El gran debate del momento es si debe o no dictar de una vez el Estado de excepción. El Comité pro Santa Cruz viene exigiéndolo, pero con la particularidad de que sea “sectorizado”, es decir, solo en algunas partes del territorio nacional.
El Estado de excepción siempre ha estado sobre la mesa. Se trata de una figura presente en todas las democracias del mundo y que se usa, sobre todo, para enfrentar amenazas externas. En América Latina se ha usado en países donde los índices de homicidios se habían disparado preocupantemente, como en El Salvador de Nayib Bukele o en el Ecuador de Daniel Noboa. En ambos casos, habiendo sido tomados por la violencia de pandillas y de grupos íntimamente ligados al narcotráfico, que siembran el pánico con fines estrictamente delincuenciales.
La abrogación de la Ley 1341, desarrollada por la Asamblea de mayoría masista durante la gestión de Jeanine Áñez y pensando en permitir que los afines a Evo Morales continuasen aprisionando al país mediante medidas ilegales como el bloqueo de caminos, era necesaria porque, en los hechos, amarraba las manos del Ejecutivo y lo convertía en su rehén.
El desamarre llega en un momento en que gran parte del país, por no decir la mayoría, está no solo pidiendo, sino exigiendo un Estado de excepción, pero limitado al área geográfica más afectada por los bloqueos y la violencia: al departamento de La Paz.
La conflictividad social forma parte de la tradición política boliviana. Sin embargo, existe una diferencia fundamental entre la protesta legítima y las acciones destinadas a forzar la caída de un gobierno constitucional mediante mecanismos de presión extraparlamentaria. Cuando los bloqueos paralizan carreteras, impiden el abastecimiento de alimentos, afectan el acceso a servicios médicos y buscan generar asfixia económica para precipitar una renuncia presidencial, se cruza una línea peligrosa que amenaza el orden democrático.

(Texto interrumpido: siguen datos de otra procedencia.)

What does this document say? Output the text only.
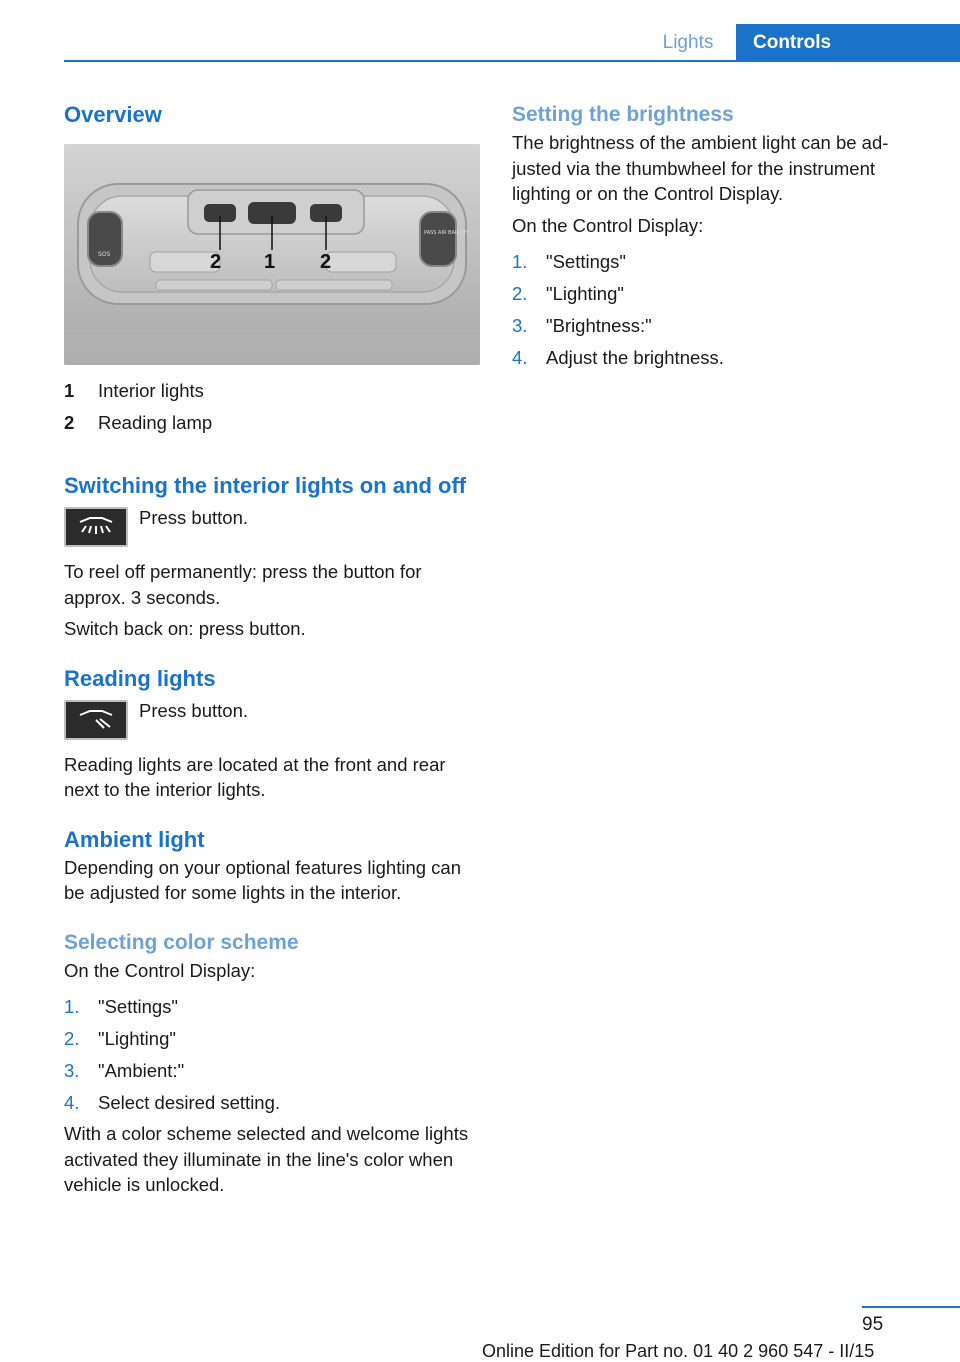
Lights	Controls
Overview
SOS
PASS AIR BAG OFF
2 1 2
1	Interior lights
2	Reading lamp
Switching the interior lights on and off
Press button.

To reel off permanently: press the button for approx. 3 seconds.

Switch back on: press button.

Reading lights
Press button.

Reading lights are located at the front and rear next to the interior lights.

Ambient light

Depending on your optional features lighting can be adjusted for some lights in the interior.

Selecting color scheme

On the Control Display:

1.	"Settings"
2.	"Lighting"
3.	"Ambient:"
4.	Select desired setting.

With a color scheme selected and welcome lights activated they illuminate in the line's color when vehicle is unlocked.

Setting the brightness

The brightness of the ambient light can be adjusted via the thumbwheel for the instrument lighting or on the Control Display.

On the Control Display:

1.	"Settings"
2.	"Lighting"
3.	"Brightness:"
4.	Adjust the brightness.
95
Online Edition for Part no. 01 40 2 960 547 - II/15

La ciudadanía parece haber comprendido con claridad esa diferencia. Más allá de simpatías partidarias o críticas legítimas al gobierno de turno, amplios sectores de la población han expresado un abierto rechazo a los bloqueos y a las estrategias de confrontación permanente. El cansancio social es evidente. Bolivia necesita estabilidad para recuperar crecimiento económico, empleo y confianza institucional; no puede permanecer atrapada en una lógica de conflicto perpetuo, impulsada por intereses de poder que priorizan ambiciones personales sobre el bienestar colectivo.